夢話-夢小説の間-





後輩からの歪んだ恋慕





 他人に期待はしていない。
 いや、言い方が正確ではない。
 期待をしているが、期待をしたところで無駄だと知っているので、期待しないふりをしている、が正しい。
 期待をしないことを、望まずにいることをできない私は、相当な馬鹿なのだろう。
 だから私は盛大に、相手に受け取りやすいように、計画まで練って善意を押し付ける。
 情けは人の為ならず。
 中学を過ぎたあたりから、半ばそれは癖となっていた。
 そうして、やはり、と思う。所詮、人間なんて自分に良くしてくれる人間に対して尻尾を振る大層浅ましい生き物なのだ、と。

「先輩は、大層都合の良き女よなァ」

 一つ下の車椅子を乗りこなす包帯まみれの後輩に、ワインレッドでチェック柄のブランケットを贈ったら、なんと暴言を吐かれた。

「あらやだそんなこと、」

 この後輩――大谷吉継は頭が切れる人間だった。回転数なら倍近い勢いで抜かれているだろう。生徒会の後輩ということを名目に構って構って構い倒して、毒のある暴言を笑いながらやり取りする間柄になったのはいつのことだったか。

「ない、と申されるか」

 私と彼の会話を聞いた人間はこぞって、怖い、黒い、流石、などなど言うわけだが、いったい何の取り柄もなく平々凡々の私をどんな目で見ていることやら。それなら現副会長のアレほどじゃない、と苦笑をすれば、いや匹敵する、などと過大評価が帰ってくるのは善意の押し売りの成果か否か。

「ううん、今更、でしょ」

 私って都合のいい女なのよ、重宝しなさい、と笑ってやれば、一瞬目を丸くして、ヒヒッと笑った。

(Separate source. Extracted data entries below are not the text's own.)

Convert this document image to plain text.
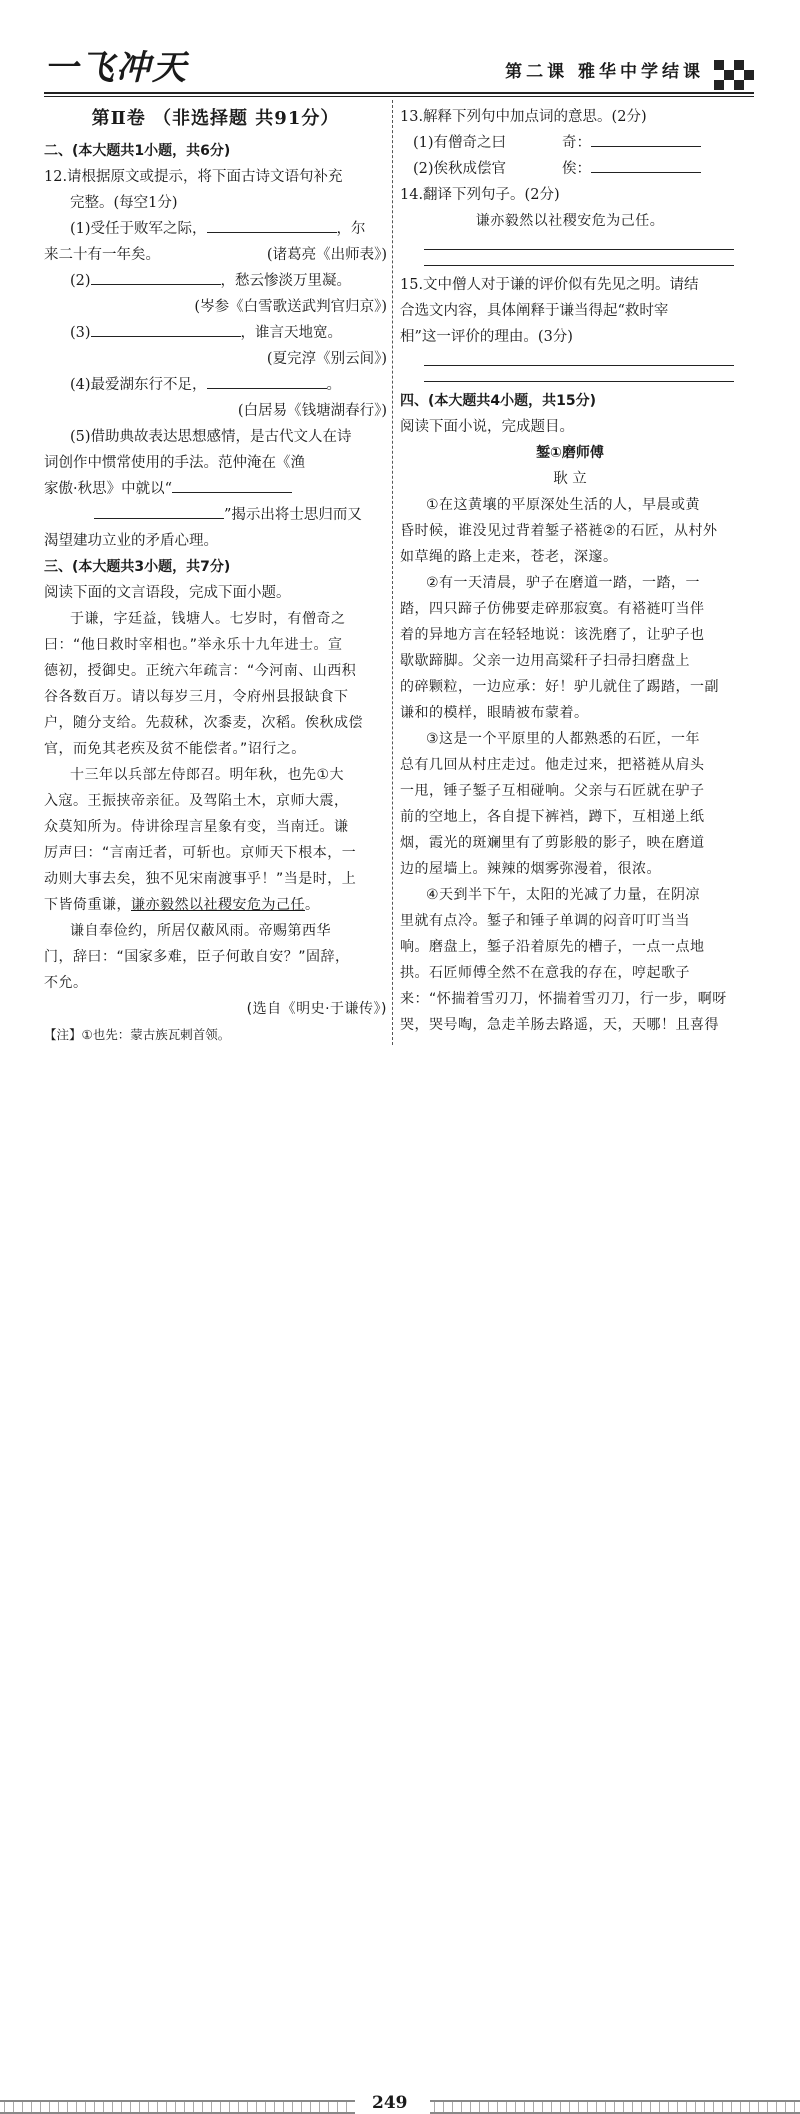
一飞冲天	第二课 雅华中学结课
第Ⅱ卷 （非选择题 共91分）

二、(本大题共1小题，共6分)

12.请根据原文或提示，将下面古诗文语句补充

完整。(每空1分)

(1)受任于败军之际，	，尔

来二十有一年矣。	(诸葛亮《出师表》)

(2)	，愁云惨淡万里凝。

(岑参《白雪歌送武判官归京》)

(3)	，谁言天地宽。

(夏完淳《别云间》)

(4)最爱湖东行不足，	。

(白居易《钱塘湖春行》)

(5)借助典故表达思想感情，是古代文人在诗

词创作中惯常使用的手法。范仲淹在《渔

家傲·秋思》中就以“

”揭示出将士思归而又

渴望建功立业的矛盾心理。

三、(本大题共3小题，共7分)

阅读下面的文言语段，完成下面小题。

于谦，字廷益，钱塘人。七岁时，有僧奇之

曰：“他日救时宰相也。”举永乐十九年进士。宣

德初，授御史。正统六年疏言：“今河南、山西积

谷各数百万。请以每岁三月，令府州县报缺食下

户，随分支给。先菽秫，次黍麦，次稻。俟秋成偿

官，而免其老疾及贫不能偿者。”诏行之。

十三年以兵部左侍郎召。明年秋，也先①大

入寇。王振挟帝亲征。及驾陷土木，京师大震，

众莫知所为。侍讲徐珵言星象有变，当南迁。谦

厉声曰：“言南迁者，可斩也。京师天下根本，一

动则大事去矣，独不见宋南渡事乎！”当是时，上

下皆倚重谦，谦亦毅然以社稷安危为己任。

谦自奉俭约，所居仅蔽风雨。帝赐第西华

门，辞曰：“国家多难，臣子何敢自安？”固辞，

不允。

(选自《明史·于谦传》)

【注】①也先：蒙古族瓦剌首领。

13.解释下列句中加点词的意思。(2分)

(1)有僧奇之曰	奇：

(2)俟秋成偿官	俟：

14.翻译下列句子。(2分)

谦亦毅然以社稷安危为己任。

15.文中僧人对于谦的评价似有先见之明。请结

合选文内容，具体阐释于谦当得起“救时宰

相”这一评价的理由。(3分)

四、(本大题共4小题，共15分)

阅读下面小说，完成题目。

錾①磨师傅

耿 立

①在这黄壤的平原深处生活的人，早晨或黄

昏时候，谁没见过背着錾子褡裢②的石匠，从村外

如草绳的路上走来，苍老，深邃。

②有一天清晨，驴子在磨道一踏，一踏，一

踏，四只蹄子仿佛要走碎那寂寞。有褡裢叮当伴

着的异地方言在轻轻地说：该洗磨了，让驴子也

歇歇蹄脚。父亲一边用高粱秆子扫帚扫磨盘上

的碎颗粒，一边应承：好！驴儿就住了踢踏，一副

谦和的模样，眼睛被布蒙着。

③这是一个平原里的人都熟悉的石匠，一年

总有几回从村庄走过。他走过来，把褡裢从肩头

一甩，锤子錾子互相碰响。父亲与石匠就在驴子

前的空地上，各自提下裤裆，蹲下，互相递上纸

烟，霞光的斑斓里有了剪影般的影子，映在磨道

边的屋墙上。辣辣的烟雾弥漫着，很浓。

④天到半下午，太阳的光减了力量，在阴凉

里就有点冷。錾子和锤子单调的闷音叮叮当当

响。磨盘上，錾子沿着原先的槽子，一点一点地

拱。石匠师傅全然不在意我的存在，哼起歌子

来：“怀揣着雪刃刀，怀揣着雪刃刀，行一步，啊呀

哭，哭号啕，急走羊肠去路遥，天，天哪！且喜得

249
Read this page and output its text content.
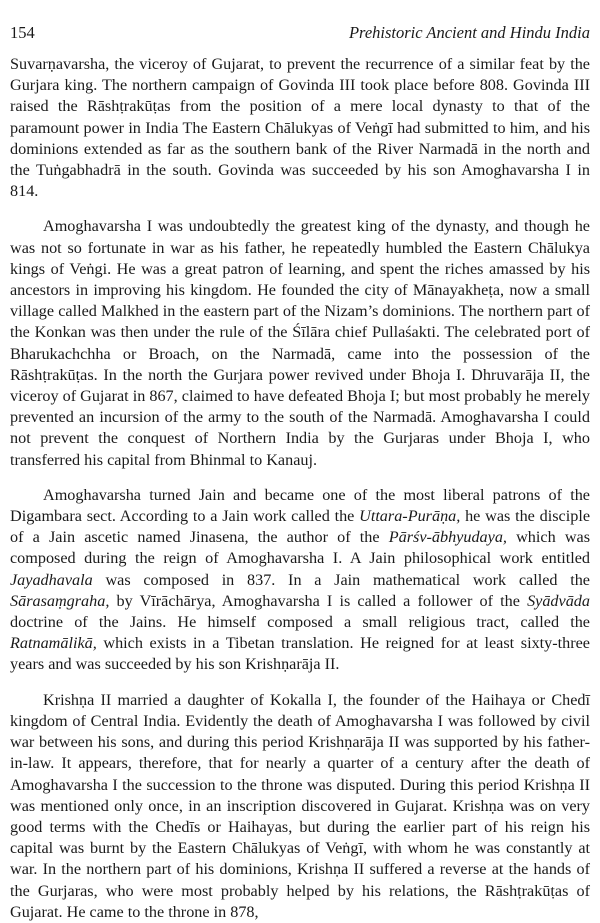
154	Prehistoric Ancient and Hindu India

Suvarṇavarsha, the viceroy of Gujarat, to prevent the recurrence of a similar feat by the Gurjara king. The northern campaign of Govinda III took place before 808. Govinda III raised the Rāshṭrakūṭas from the position of a mere local dynasty to that of the paramount power in India The Eastern Chālukyas of Veṅgī had submitted to him, and his dominions extended as far as the southern bank of the River Narmadā in the north and the Tuṅgabhadrā in the south. Govinda was succeeded by his son Amoghavarsha I in 814.

Amoghavarsha I was undoubtedly the greatest king of the dynasty, and though he was not so fortunate in war as his father, he repeatedly humbled the Eastern Chālukya kings of Veṅgi. He was a great patron of learning, and spent the riches amassed by his ancestors in improving his kingdom. He founded the city of Mānayakheṭa, now a small village called Malkhed in the eastern part of the Nizam’s dominions. The northern part of the Konkan was then under the rule of the Śīlāra chief Pullaśakti. The celebrated port of Bharukachchha or Broach, on the Narmadā, came into the possession of the Rāshṭrakūṭas. In the north the Gurjara power revived under Bhoja I. Dhruvarāja II, the viceroy of Gujarat in 867, claimed to have defeated Bhoja I; but most probably he merely prevented an incursion of the army to the south of the Narmadā. Amoghavarsha I could not prevent the conquest of Northern India by the Gurjaras under Bhoja I, who transferred his capital from Bhinmal to Kanauj.

Amoghavarsha turned Jain and became one of the most liberal patrons of the Digambara sect. According to a Jain work called the Uttara-Purāṇa, he was the disciple of a Jain ascetic named Jinasena, the author of the Pārśv-ābhyudaya, which was composed during the reign of Amoghavarsha I. A Jain philosophical work entitled Jayadhavala was composed in 837. In a Jain mathematical work called the Sārasaṃgraha, by Vīrāchārya, Amoghavarsha I is called a follower of the Syādvāda doctrine of the Jains. He himself composed a small religious tract, called the Ratnamālikā, which exists in a Tibetan translation. He reigned for at least sixty-three years and was succeeded by his son Krishṇarāja II.

Krishṇa II married a daughter of Kokalla I, the founder of the Haihaya or Chedī kingdom of Central India. Evidently the death of Amoghavarsha I was followed by civil war between his sons, and during this period Krishṇarāja II was supported by his father-in-law. It appears, therefore, that for nearly a quarter of a century after the death of Amoghavarsha I the succession to the throne was disputed. During this period Krishṇa II was mentioned only once, in an inscription discovered in Gujarat. Krishṇa was on very good terms with the Chedīs or Haihayas, but during the earlier part of his reign his capital was burnt by the Eastern Chālukyas of Veṅgī, with whom he was constantly at war. In the northern part of his dominions, Krishṇa II suffered a reverse at the hands of the Gurjaras, who were most probably helped by his relations, the Rāshṭrakūṭas of Gujarat. He came to the throne in 878,
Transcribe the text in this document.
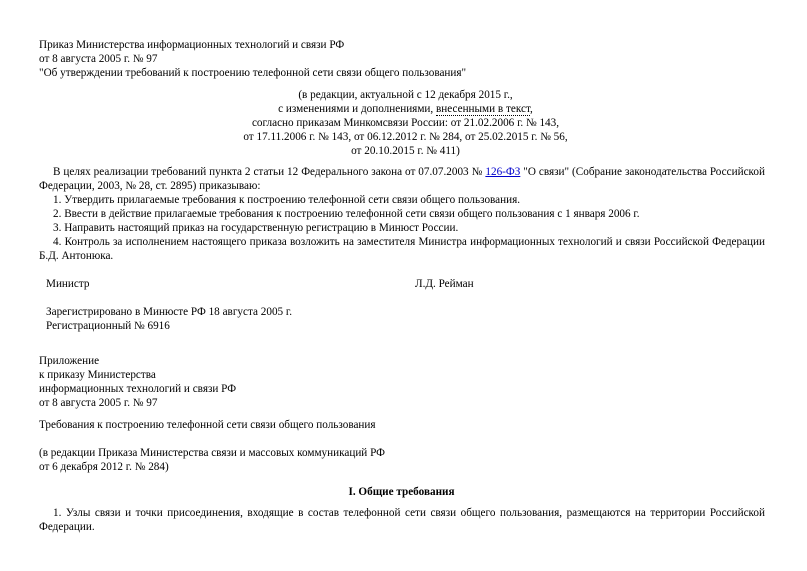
Приказ Министерства информационных технологий и связи РФ
от 8 августа 2005 г. № 97
"Об утверждении требований к построению телефонной сети связи общего пользования"
(в редакции, актуальной с 12 декабря 2015 г.,
с изменениями и дополнениями, внесенными в текст,
согласно приказам Минкомсвязи России: от 21.02.2006 г. № 143,
от 17.11.2006 г. № 143, от 06.12.2012 г. № 284, от 25.02.2015 г. № 56,
от 20.10.2015 г. № 411)
В целях реализации требований пункта 2 статьи 12 Федерального закона от 07.07.2003 № 126-ФЗ "О связи" (Собрание законодательства Российской Федерации, 2003, № 28, ст. 2895) приказываю:
1. Утвердить прилагаемые требования к построению телефонной сети связи общего пользования.
2. Ввести в действие прилагаемые требования к построению телефонной сети связи общего пользования с 1 января 2006 г.
3. Направить настоящий приказ на государственную регистрацию в Минюст России.
4. Контроль за исполнением настоящего приказа возложить на заместителя Министра информационных технологий и связи Российской Федерации Б.Д. Антонюка.
Министр	Л.Д. Рейман
Зарегистрировано в Минюсте РФ 18 августа 2005 г.
Регистрационный № 6916
Приложение
к приказу Министерства
информационных технологий и связи РФ
от 8 августа 2005 г. № 97
Требования к построению телефонной сети связи общего пользования
(в редакции Приказа Министерства связи и массовых коммуникаций РФ
от 6 декабря 2012 г. № 284)
I. Общие требования
1. Узлы связи и точки присоединения, входящие в состав телефонной сети связи общего пользования, размещаются на территории Российской Федерации.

「われだけの都合の良き女になる気はありませぬか、先輩?」

 同じようなセリフを高校に入ってから何度聞いたことか。

「そうねぇ、私の期待を大きく超えられる男になれたら考えてあげるわ、後輩」

 誰かの特別になんてなる気はさらさらない。そんなものは私の中で意味がない。
 誰の特別になったところで、一番は絶対に自分になるのが人間だもの。煙に巻いて相手が諦めるのを待つだけだ。
 こぞって顔が整っていたり、優秀な人間の彼女になりたい、なんて騒ぎ立てるクラスの女子たちのなんて可愛らしいこと。恋に恋して、あばたもえくぼ、盲目なことが愚かしくも愛おしい、なんて口から出したらどんな目を向けられることやら。
 恋い慕い、愛でるも慈しむも、すべて偽善で、すべて自己満足だと彼女たちは分かっているのだろうか、私には関係ないが。

「では早速」

 普段そうやる気にならない後輩が、珍しくやる気を起こしたらしい。
 私を専用の都合のいい女にしたい、というドエス極まりない出発点だが。

「お誕生日、おめでとうございまする、先輩」

 私の前に手のひら大の箱がぽすんと着地した。
 おおぅ、これはなかなか予想外。
 確かに今日は私の誕生日で、日々私から善意を押し付けられている面々からお祝いの言葉やらお祝いの品やらを贈られたけれども。記憶を辿れどこの後輩に誕生日など教えたことはなかった。

「やだ、大谷君ストーカー?」
「人のことは言えますまい?」

 ヒヒヒ、と気味の悪い引き笑いをする後輩君は、どうやら私が善意の押し付けをするために生徒会の権限を使って生徒名簿からみんなの誕生日を洗い出したことを知っているらしい。あらまぁ、誰に似たのか悪い子だこと。
 ころころと掌で箱を転がして、その場で開けてみる。
 中から出てきたのは私が好きな動物を模した携帯ストラップ。しかもとっても私好み。

「かわいい〜、やるねぇ、大谷君。さすが頭いいだけあるよ」

 さっそくと携帯にぶらさげていたストラップを交換する。
 ネックレスやブレスレットなどを贈ってくれる人もいたけれど、学校での装飾物の着用は禁止されている。もちろんこっそりつけてくる女子もいるにはいるが、私は面倒だからつけない。休みにつける前提として渡すならば、その後に遊びに誘う文句でも来るかと思いきや、贈っただけで満足する人が大半で、まぁそんなもんだよね、と失礼ながら上から目線で思ってしまったことが何度かあるわけだ。
 そういうところを大谷君はしっかり観察していたのだろう。まぁ副会長さんとアクセ渡すならこれくらいまでしないとねぇ、みたいな話を生徒会室でしていたせいかもしれないが。君は本当に面倒くさい女だね、と褒め言葉を貰った記憶もある。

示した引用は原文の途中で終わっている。